The hole we cannot fill
This past weekend I attended the annual fall meeting of the Board of Directors of the Bereaved Parents of the USA. One of the topics that came up in our discussions was the inevitable change in family dynamics when a member of the family dies. Many events can shift the interactions among family members – a child relocates to college, for example, or starts an independent adult life, or someone moves far away, or makes a significant life change. However, death means that someone is gone completely, irrevocably, utterly. Death may shift a family dynamic more intensely and permanently than anything else.
An image came into my mind that I’ve seen over and over in dental offices. It’s an image of a mouth that has lost a permanent tooth. The loss of the tooth leaves a gaping hole in the orderly row of teeth. The neighboring teeth begin to lean in toward the gap, exposing parts of their roots that then may be subject to decay. The tooth above the gap extends down as well, with a similar root exposure. All these teeth move toward the gap, but cannot fill it, and they create opportunity for further issues and deterioration as they move.
This seems to be what often happens to families when someone dies. I think of my own family. My brother brought to our world a presence that we all counted on more than we could have imagined. His energy and existence gave us support as we settled into our roles over time, and we supported him in turn, all of us rooted down close to one another in a way that made sense to us. When he died, a gaping hole opened up. We found ourselves trying and failing to stay upright beside a chasm that offered no support, trying to fill in what he provided in terms of emotions, ideas, and actions. Of course, though, we can’t. We can’t stop leaning into the hole, but the hole remains. He is irreplaceable. And as we try to compensate, we lean precariously, risking damage, experiencing increased stress, feeling unbalanced.
The dentist, of course, has a solution to the dental version of this problem. In goes a dental implant to fill the gap, a fake tooth looking just like the real one, and the other teeth settle back into their habitual locations, supported on all sides once again. Would that there were such an easy solution for those of us coping with the loss of someone we love, someone who formed such an important part of the stability of our lives.

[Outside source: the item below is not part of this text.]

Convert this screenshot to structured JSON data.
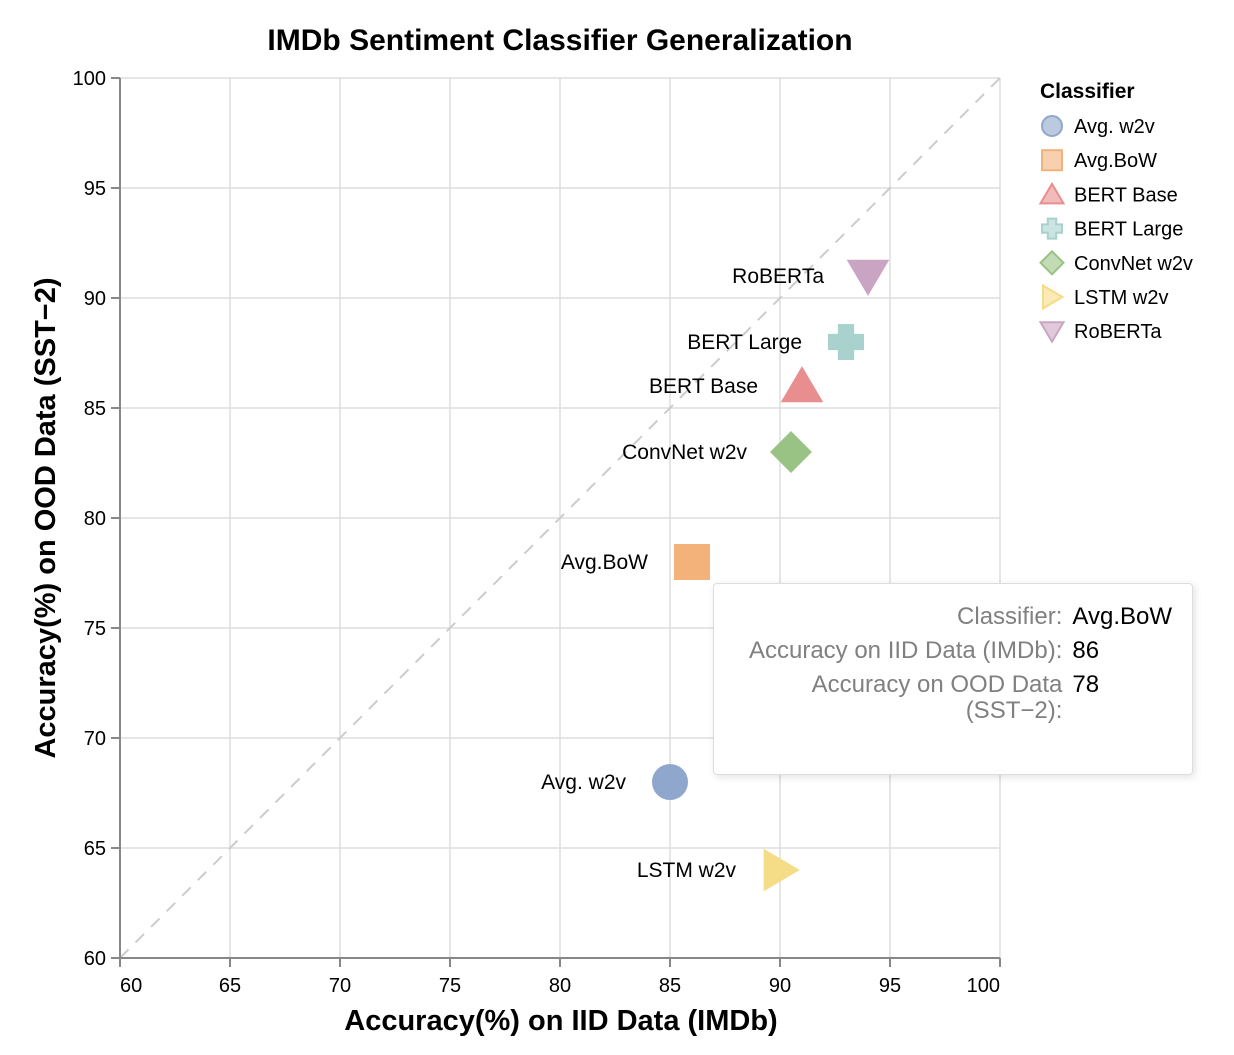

What do we do to prevent ourselves from falling into the chasm? How do we find something to hang on to, a support that can help us even as we realize that we have no implant option and that nothing can fill the hole? Humans latch onto a myriad of things under these circumstances – words of wisdom, spiritual and religious teachings, exercise, work, alcohol, drugs, nature, art, music, each other, among many others. We pull these things close and try to stabilize ourselves, we throw them into the hole and try to fill it up.
And we change, too, as we shift. We try to do things that the person who died used to do. We try to adopt roles this person held so naturally. We try to augment aspects of ourselves that are like the person who is gone, qualities that perhaps didn't fully develop because someone else in the family had a lock on that particular area.
It hasn’t been that long since my brother died, and honestly, I’m not yet sure what will reliably keep us all from leaning over so far that we expose our roots to damage and decay. I’m going to keep trying things, though, to see what might help. I think that’s what Frank would want me to do, to fight being pulled down into the chasm left by his untimely death. I’ll fight, Frank, I’ll fight.